- Theatrical release poster
- Directed by: Lisa Steen
- Screenplay by: Anna Greenfield
- Produced by: Sam Bisbee; Alexandra Barreto; Taylor Feltner;
- Starring: Karen Gillan; Margaret Sophie Stein; Jermaine Fowler; Talia Balsam; Kevin Nealon;
- Cinematography: John de Menil
- Edited by: Anisha Acharya
- Music by: Osei Essed
- Production companies: We’re Doin’ Great; Park Pictures; Fierce Optimism Films; Good Gravy Films; World of HA Productions; Burn Later Productions; mm2 Asia; Bindery Films;
- Distributed by: Vertical
- Release dates: March 10, 2023 (SXSW); June 7, 2024 (United States);
- Running time: 89 minutes
- Country: United States
- Language: English

= Late Bloomers (2023 film) =

American drama film

Late Bloomers is a 2023 American comedy drama film, directed by Lisa Steen in her directorial debut, from a screenplay by Anna Greenfield. It stars Karen Gillan, Margaret Sophie Stein, Jermaine Fowler, Talia Balsam and Kevin Nealon. Principal photography took place in New York.
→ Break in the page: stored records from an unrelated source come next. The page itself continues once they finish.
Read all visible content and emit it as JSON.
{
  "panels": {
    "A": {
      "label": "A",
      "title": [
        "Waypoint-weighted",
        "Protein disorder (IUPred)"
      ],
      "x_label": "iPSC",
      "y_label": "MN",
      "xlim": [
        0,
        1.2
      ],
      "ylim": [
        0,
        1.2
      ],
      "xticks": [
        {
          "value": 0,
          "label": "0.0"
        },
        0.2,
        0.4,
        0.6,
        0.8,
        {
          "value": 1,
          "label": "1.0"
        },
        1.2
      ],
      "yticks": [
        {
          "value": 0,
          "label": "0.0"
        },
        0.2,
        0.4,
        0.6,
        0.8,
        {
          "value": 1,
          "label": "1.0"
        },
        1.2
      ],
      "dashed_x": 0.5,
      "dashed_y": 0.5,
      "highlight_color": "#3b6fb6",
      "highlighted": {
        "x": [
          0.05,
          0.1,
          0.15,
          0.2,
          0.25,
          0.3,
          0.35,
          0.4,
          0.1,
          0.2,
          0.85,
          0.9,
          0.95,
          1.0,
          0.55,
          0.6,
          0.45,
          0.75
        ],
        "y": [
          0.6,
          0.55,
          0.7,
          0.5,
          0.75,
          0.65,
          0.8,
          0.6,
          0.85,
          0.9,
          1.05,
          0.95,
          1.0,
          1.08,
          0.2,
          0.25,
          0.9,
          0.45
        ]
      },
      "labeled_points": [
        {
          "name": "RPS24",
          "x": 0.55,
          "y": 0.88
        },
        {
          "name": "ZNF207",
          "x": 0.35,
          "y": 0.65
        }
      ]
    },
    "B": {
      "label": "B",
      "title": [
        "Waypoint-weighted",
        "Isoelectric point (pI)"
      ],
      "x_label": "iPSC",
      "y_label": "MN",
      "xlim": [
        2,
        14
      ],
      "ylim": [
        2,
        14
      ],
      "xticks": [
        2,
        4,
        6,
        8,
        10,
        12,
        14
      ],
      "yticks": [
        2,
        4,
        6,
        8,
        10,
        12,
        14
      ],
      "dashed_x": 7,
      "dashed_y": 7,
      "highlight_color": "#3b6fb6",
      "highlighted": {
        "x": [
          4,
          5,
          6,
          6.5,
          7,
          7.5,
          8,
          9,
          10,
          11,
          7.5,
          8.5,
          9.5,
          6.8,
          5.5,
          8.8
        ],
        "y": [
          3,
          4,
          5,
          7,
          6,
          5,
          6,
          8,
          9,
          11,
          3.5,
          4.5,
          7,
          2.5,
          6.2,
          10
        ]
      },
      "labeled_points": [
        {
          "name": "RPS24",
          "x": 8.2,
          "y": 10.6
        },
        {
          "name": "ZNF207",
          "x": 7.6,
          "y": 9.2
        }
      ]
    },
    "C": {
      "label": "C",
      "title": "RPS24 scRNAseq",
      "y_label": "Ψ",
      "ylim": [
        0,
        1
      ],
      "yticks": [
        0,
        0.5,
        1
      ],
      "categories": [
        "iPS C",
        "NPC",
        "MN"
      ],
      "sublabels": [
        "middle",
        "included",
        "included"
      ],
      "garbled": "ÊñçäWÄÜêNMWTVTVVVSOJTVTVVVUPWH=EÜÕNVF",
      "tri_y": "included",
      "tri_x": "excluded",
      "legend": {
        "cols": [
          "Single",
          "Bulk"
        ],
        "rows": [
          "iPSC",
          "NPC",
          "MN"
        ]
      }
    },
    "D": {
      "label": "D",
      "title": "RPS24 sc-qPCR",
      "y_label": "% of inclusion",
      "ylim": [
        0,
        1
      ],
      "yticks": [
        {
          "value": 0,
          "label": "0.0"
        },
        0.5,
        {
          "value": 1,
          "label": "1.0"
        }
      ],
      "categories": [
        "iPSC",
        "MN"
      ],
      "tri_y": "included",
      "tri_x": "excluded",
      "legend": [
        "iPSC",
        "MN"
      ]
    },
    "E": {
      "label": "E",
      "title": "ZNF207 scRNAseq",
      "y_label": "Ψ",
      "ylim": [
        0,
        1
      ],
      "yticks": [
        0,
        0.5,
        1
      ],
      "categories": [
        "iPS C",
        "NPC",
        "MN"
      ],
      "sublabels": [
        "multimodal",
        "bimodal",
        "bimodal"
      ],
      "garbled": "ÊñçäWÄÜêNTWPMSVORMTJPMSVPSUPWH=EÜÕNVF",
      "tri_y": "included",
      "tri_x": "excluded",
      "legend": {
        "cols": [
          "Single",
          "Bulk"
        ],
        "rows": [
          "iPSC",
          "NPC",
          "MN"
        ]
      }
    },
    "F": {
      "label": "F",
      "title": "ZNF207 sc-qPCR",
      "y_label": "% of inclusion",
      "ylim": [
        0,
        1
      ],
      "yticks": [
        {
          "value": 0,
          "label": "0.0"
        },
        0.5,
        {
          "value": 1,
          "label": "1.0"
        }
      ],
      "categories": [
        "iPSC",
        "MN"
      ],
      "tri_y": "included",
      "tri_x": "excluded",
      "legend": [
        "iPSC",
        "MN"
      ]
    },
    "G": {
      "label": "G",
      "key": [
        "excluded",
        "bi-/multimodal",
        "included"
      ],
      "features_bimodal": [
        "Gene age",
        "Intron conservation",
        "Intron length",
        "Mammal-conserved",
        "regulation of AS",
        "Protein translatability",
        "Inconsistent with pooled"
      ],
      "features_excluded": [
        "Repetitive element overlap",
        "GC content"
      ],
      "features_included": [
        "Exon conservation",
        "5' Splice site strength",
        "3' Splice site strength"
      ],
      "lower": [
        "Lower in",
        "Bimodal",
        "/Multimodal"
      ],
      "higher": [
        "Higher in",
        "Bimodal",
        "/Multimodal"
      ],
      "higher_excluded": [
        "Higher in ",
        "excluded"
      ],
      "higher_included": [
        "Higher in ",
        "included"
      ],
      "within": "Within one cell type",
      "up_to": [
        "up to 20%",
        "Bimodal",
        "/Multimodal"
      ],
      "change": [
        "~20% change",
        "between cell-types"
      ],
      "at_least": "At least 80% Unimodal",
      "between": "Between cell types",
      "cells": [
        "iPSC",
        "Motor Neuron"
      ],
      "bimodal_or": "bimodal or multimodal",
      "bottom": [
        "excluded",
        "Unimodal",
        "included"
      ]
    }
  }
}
The film had its world premiere at South by Southwest on March 10, 2023, and was released on June 7, 2024, by Vertical.

==Synopsis==
Louise, an aimless twenty-eight year old musician who is recently single, is injured when she drunkenly breaks her hip. The subsequent physical therapy sees her associate with elderly people, and she meets Antonina, a Polish lady who speaks no English, and is hired to be her caretaker.

==Cast==
- Karen Gillan as Louise
- Margaret Sophie Stein as Antonina
- Jermaine Fowler as Brick
- Talia Balsam as Dorothy
- Kevin Nealon as Al
- Lori Tan Chinn as Inez
- Michelle Twarowska as Sylvia

==Production==
The script was written by Anna Greenfield and based on her personal experiences. Greenfield collaborated on the film with Lisa Steen, whom she had known since college. In July 2022, Karen Gillan, Margaret Sophie Stein, and Jermaine Fowler were revealed to have joined the cast, and principal photography was said to have wrapped in Brooklyn, New York. The film was produced by We're Doin' Great and Park Pictures.

==Release==
The film had its world premiere at the 2023 South by Southwest Film & TV Festival Festival in Austin, Texas on March 10, 2023. In March 2024, Vertical acquired distribution rights to the film. It was released on June 7, 2024.

==Reception==
===Critical reception===
 Metacritic, which uses a weighted average, assigned the film a score of 58 out of 100, based on 5 critics, indicating "mixed or average" reviews.

In Deadline Hollywood, Damon Wise described Late Bloomers as "an intimate, defiantly female-fronted indie, showcasing an engaging and refreshingly vanity-free performance from Karen Gillan". Jason Bailey of The Playlist felt the film was predictable in places and had familiar tropes, but described it as "about as well-acted and enjoyable a version of this particular thing as you're likely to find." Samantha Bergeson of IndieWire gave the film a grade of D, writing that "the film doesn't open up in time to blossom into something great", and its "whispers of emotional depth…come too little and too late."